December 31, 2019

Champagne sorbet for New Year 2019

Nice cup of champagne sorbet
Traditional New Year is celebrated by eating marzipan cake. However, some days ago I noticed, that a local ice cream shop here in Vejle was selling champagne sorbet. But buy champagne sorbet, when you have your own ice cream machine. I will not use the "real stuff" in form of champagne, as such a bottle cost too much. I prefer to drink the champagne. So instead of I am using a sweet Asti :-)

I found this recipe on champagne sorbet by Valdemarsro, which I decided to use without any modification. 

The texture of this champagne sorbet is very, very soft, so you could scoop the sorbet directly from the freezer. The taste of this sorbet reminds me about the taste of elderflower, which gave me the idea of making elderflower sorbet, which could be served together with a glass of sweet sparkling wine.

Making champagne sorbet is quiet time consuming, as you have to let the sorbet mixture cold 3-4 hours or night over, before you can actually run it on the ice cream machine. And the freezing process on the ice cream machine takes 1 hour, before you can place the sorbet in the -18'C freezer for further freezing.

The main íssue here is the use of sparkling wine in the this sorbet. Addition of alcohol into ice rceam/sorbet is lowering the overall freezing point of the ice cream/sorbet and thereby makes it more difficult to freeze. Lowering the freezing point also means, that the ice cream/sorbet become more soft/less hard, when you scoop it. Therefore you should not take out the ice cream/sorbet from the freezer 20 minutes before serving it. 
So it will actually be a benefit, if you use a sparking wine with a lower amount of alcohol compared to sparkling wine with more than 10% alcohol.

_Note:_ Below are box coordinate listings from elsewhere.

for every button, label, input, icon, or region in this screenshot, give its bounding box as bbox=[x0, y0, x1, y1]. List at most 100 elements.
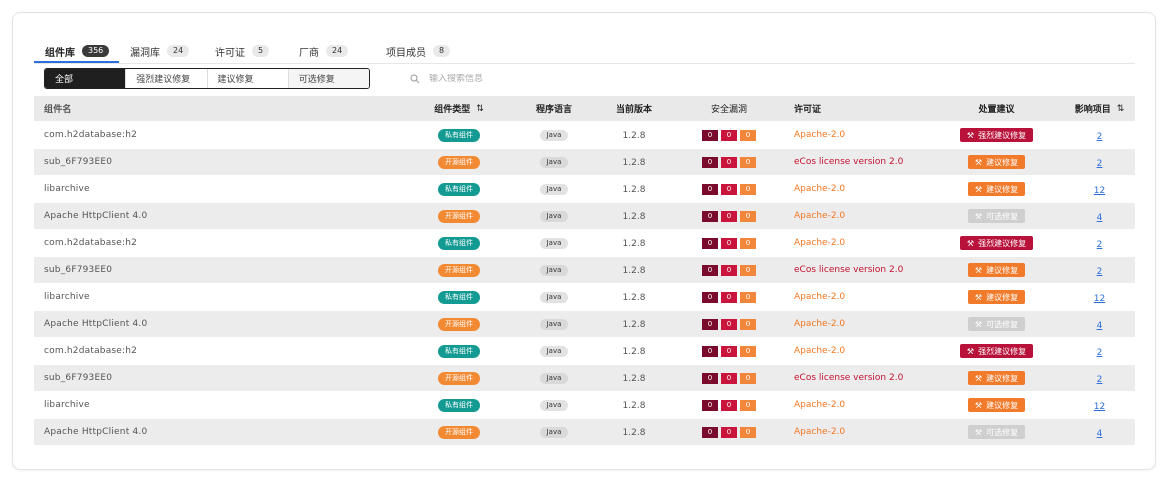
fix-advice-button[interactable]: ⚒ 强烈建议修复 bbox=[959, 344, 1034, 358]
table-row[interactable]: com.h2database:h2 私有组件 Java 1.2.8 0 0 0 Apache-… bbox=[34, 338, 1135, 364]
fix-advice-button[interactable]: ⚒ 强烈建议修复 bbox=[959, 236, 1034, 250]
table-row[interactable]: Apache HttpClient 4.0 开源组件 Java 1.2.8 0 0 0 Apa… bbox=[34, 419, 1135, 445]
component-name[interactable]: libarchive bbox=[34, 400, 404, 410]
fix-advice-button[interactable]: ⚒ 可选修复 bbox=[967, 209, 1026, 223]
component-name[interactable]: sub_6F793EE0 bbox=[34, 157, 404, 167]
filter-strong-fix[interactable]: 强烈建议修复 bbox=[125, 69, 206, 88]
medium-count: 0 bbox=[740, 426, 756, 438]
tab-count-badge: 8 bbox=[433, 45, 451, 57]
type-cell: 开源组件 bbox=[404, 425, 514, 439]
fix-advice-button[interactable]: ⚒ 建议修复 bbox=[967, 371, 1026, 385]
fix-advice-button[interactable]: ⚒ 可选修复 bbox=[967, 425, 1026, 439]
fix-advice-button[interactable]: ⚒ 建议修复 bbox=[967, 155, 1026, 169]
table-row[interactable]: sub_6F793EE0 开源组件 Java 1.2.8 0 0 0 eCos license… bbox=[34, 257, 1135, 283]
table-row[interactable]: com.h2database:h2 私有组件 Java 1.2.8 0 0 0 Apache-… bbox=[34, 122, 1135, 148]
language-badge: Java bbox=[539, 183, 569, 195]
language-badge: Java bbox=[539, 426, 569, 438]
affected-projects-link[interactable]: 2 bbox=[1097, 372, 1103, 385]
critical-count: 0 bbox=[702, 318, 718, 330]
affected-projects-link[interactable]: 12 bbox=[1094, 291, 1105, 304]
critical-count: 0 bbox=[702, 426, 718, 438]
affected-projects-link[interactable]: 4 bbox=[1097, 318, 1103, 331]
advice-cell: ⚒ 建议修复 bbox=[929, 398, 1064, 412]
language-cell: Java bbox=[514, 183, 594, 195]
search-input[interactable] bbox=[429, 74, 609, 84]
header-license: 许可证 bbox=[794, 105, 822, 115]
tab-components[interactable]: 组件库 356 bbox=[45, 41, 110, 61]
filter-optional-fix[interactable]: 可选修复 bbox=[287, 69, 369, 88]
affected-projects-link[interactable]: 2 bbox=[1097, 156, 1103, 169]
component-name[interactable]: sub_6F793EE0 bbox=[34, 265, 404, 275]
fix-advice-button[interactable]: ⚒ 建议修复 bbox=[967, 398, 1026, 412]
component-name[interactable]: com.h2database:h2 bbox=[34, 238, 404, 248]
table-row[interactable]: sub_6F793EE0 开源组件 Java 1.2.8 0 0 0 eCos license… bbox=[34, 149, 1135, 175]
language-badge: Java bbox=[539, 372, 569, 384]
sort-icon[interactable]: ⇅ bbox=[476, 104, 484, 114]
fix-advice-button[interactable]: ⚒ 建议修复 bbox=[967, 182, 1026, 196]
table-row[interactable]: libarchive 私有组件 Java 1.2.8 0 0 0 Apache-2.0 ⚒ 建议修… bbox=[34, 284, 1135, 310]
affected-projects-link[interactable]: 2 bbox=[1097, 129, 1103, 142]
component-name[interactable]: Apache HttpClient 4.0 bbox=[34, 427, 404, 437]
affected-projects-link[interactable]: 4 bbox=[1097, 210, 1103, 223]
affected-projects-link[interactable]: 12 bbox=[1094, 183, 1105, 196]
critical-count: 0 bbox=[702, 156, 718, 168]
active-tab-indicator bbox=[34, 61, 119, 63]
tab-vulnerabilities[interactable]: 漏洞库 24 bbox=[130, 41, 190, 61]
wrench-icon: ⚒ bbox=[974, 427, 983, 437]
header-type[interactable]: 组件类型 ⇅ bbox=[404, 102, 514, 116]
table-header: 组件名 组件类型 ⇅ 程序语言 当前版本 安全漏洞 许可证 处置建议 影响项目 … bbox=[34, 96, 1135, 121]
affected-projects-link[interactable]: 2 bbox=[1097, 345, 1103, 358]
tab-label: 厂商 bbox=[299, 47, 319, 59]
tab-licenses[interactable]: 许可证 5 bbox=[215, 41, 270, 61]
version-cell: 1.2.8 bbox=[594, 237, 674, 249]
tab-vendors[interactable]: 厂商 24 bbox=[299, 41, 349, 61]
tab-count-badge: 5 bbox=[252, 45, 270, 57]
medium-count: 0 bbox=[740, 264, 756, 276]
table-row[interactable]: Apache HttpClient 4.0 开源组件 Java 1.2.8 0 0 0 Apa… bbox=[34, 311, 1135, 337]
component-name[interactable]: sub_6F793EE0 bbox=[34, 373, 404, 383]
language-cell: Java bbox=[514, 129, 594, 141]
affected-projects-link[interactable]: 2 bbox=[1097, 264, 1103, 277]
filter-suggest-fix[interactable]: 建议修复 bbox=[206, 69, 288, 88]
high-count: 0 bbox=[721, 264, 737, 276]
fix-advice-button[interactable]: ⚒ 建议修复 bbox=[967, 263, 1026, 277]
fix-advice-label: 建议修复 bbox=[986, 373, 1019, 383]
fix-advice-button[interactable]: ⚒ 建议修复 bbox=[967, 290, 1026, 304]
license-cell: Apache-2.0 bbox=[784, 130, 929, 140]
component-name[interactable]: libarchive bbox=[34, 292, 404, 302]
fix-advice-button[interactable]: ⚒ 强烈建议修复 bbox=[959, 128, 1034, 142]
component-name[interactable]: com.h2database:h2 bbox=[34, 346, 404, 356]
table-row[interactable]: sub_6F793EE0 开源组件 Java 1.2.8 0 0 0 eCos license… bbox=[34, 365, 1135, 391]
component-name[interactable]: com.h2database:h2 bbox=[34, 130, 404, 140]
affected-projects-link[interactable]: 2 bbox=[1097, 237, 1103, 250]
type-cell: 开源组件 bbox=[404, 263, 514, 277]
medium-count: 0 bbox=[740, 399, 756, 411]
table-row[interactable]: libarchive 私有组件 Java 1.2.8 0 0 0 Apache-2.0 ⚒ 建议修… bbox=[34, 392, 1135, 418]
filter-all[interactable]: 全部 bbox=[45, 69, 126, 88]
component-name[interactable]: libarchive bbox=[34, 184, 404, 194]
component-name[interactable]: Apache HttpClient 4.0 bbox=[34, 211, 404, 221]
language-badge: Java bbox=[539, 264, 569, 276]
projects-cell: 4 bbox=[1064, 318, 1135, 331]
license-cell: Apache-2.0 bbox=[784, 184, 929, 194]
sort-icon[interactable]: ⇅ bbox=[1117, 104, 1125, 114]
license-name: Apache-2.0 bbox=[794, 427, 846, 437]
fix-advice-button[interactable]: ⚒ 可选修复 bbox=[967, 317, 1026, 331]
table-row[interactable]: libarchive 私有组件 Java 1.2.8 0 0 0 Apache-2.0 ⚒ 建议修… bbox=[34, 176, 1135, 202]
header-projects[interactable]: 影响项目 ⇅ bbox=[1064, 102, 1135, 116]
high-count: 0 bbox=[721, 372, 737, 384]
vulnerability-counts: 000 bbox=[674, 129, 784, 141]
vulnerability-counts: 000 bbox=[674, 318, 784, 330]
type-cell: 开源组件 bbox=[404, 155, 514, 169]
high-count: 0 bbox=[721, 156, 737, 168]
current-version: 1.2.8 bbox=[622, 401, 646, 411]
table-row[interactable]: com.h2database:h2 私有组件 Java 1.2.8 0 0 0 Apache-… bbox=[34, 230, 1135, 256]
component-name[interactable]: Apache HttpClient 4.0 bbox=[34, 319, 404, 329]
license-name: Apache-2.0 bbox=[794, 400, 846, 410]
table-row[interactable]: Apache HttpClient 4.0 开源组件 Java 1.2.8 0 0 0 Apa… bbox=[34, 203, 1135, 229]
tab-project-members[interactable]: 项目成员 8 bbox=[386, 41, 451, 61]
language-cell: Java bbox=[514, 372, 594, 384]
affected-projects-link[interactable]: 12 bbox=[1094, 399, 1105, 412]
affected-projects-link[interactable]: 4 bbox=[1097, 426, 1103, 439]
search-box bbox=[410, 71, 609, 87]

I am wondering if the use of whipped egg white could help to build more overrun (air incorporation) in the final sorbet ?

Champagne sorbet:
  • 180 g sugar
  • 2 dl water
  • 4 dl sparkling wine 
  1. Add the water and sugar into a cooking pot, and heat it up until, the sugar is dissolved. 
  2. Let the liquid part cool down slightly, before the sparkling wine is poured in. 
  3. Cold down this sorbet mixture  for min 4 hours or night over in the refrigerator.
  4. Pour the sorbet mixture into the ice cream machine. It takes approx 30 minutes, before the mixture before thicker. Let the ice cream machine run for approx 1 hour. 
  5. Pour the champagne sorbet into the containers, which can be frozen.
  6. Place the champagne sorbet in the freezer for 3-4 hours, before you serve it.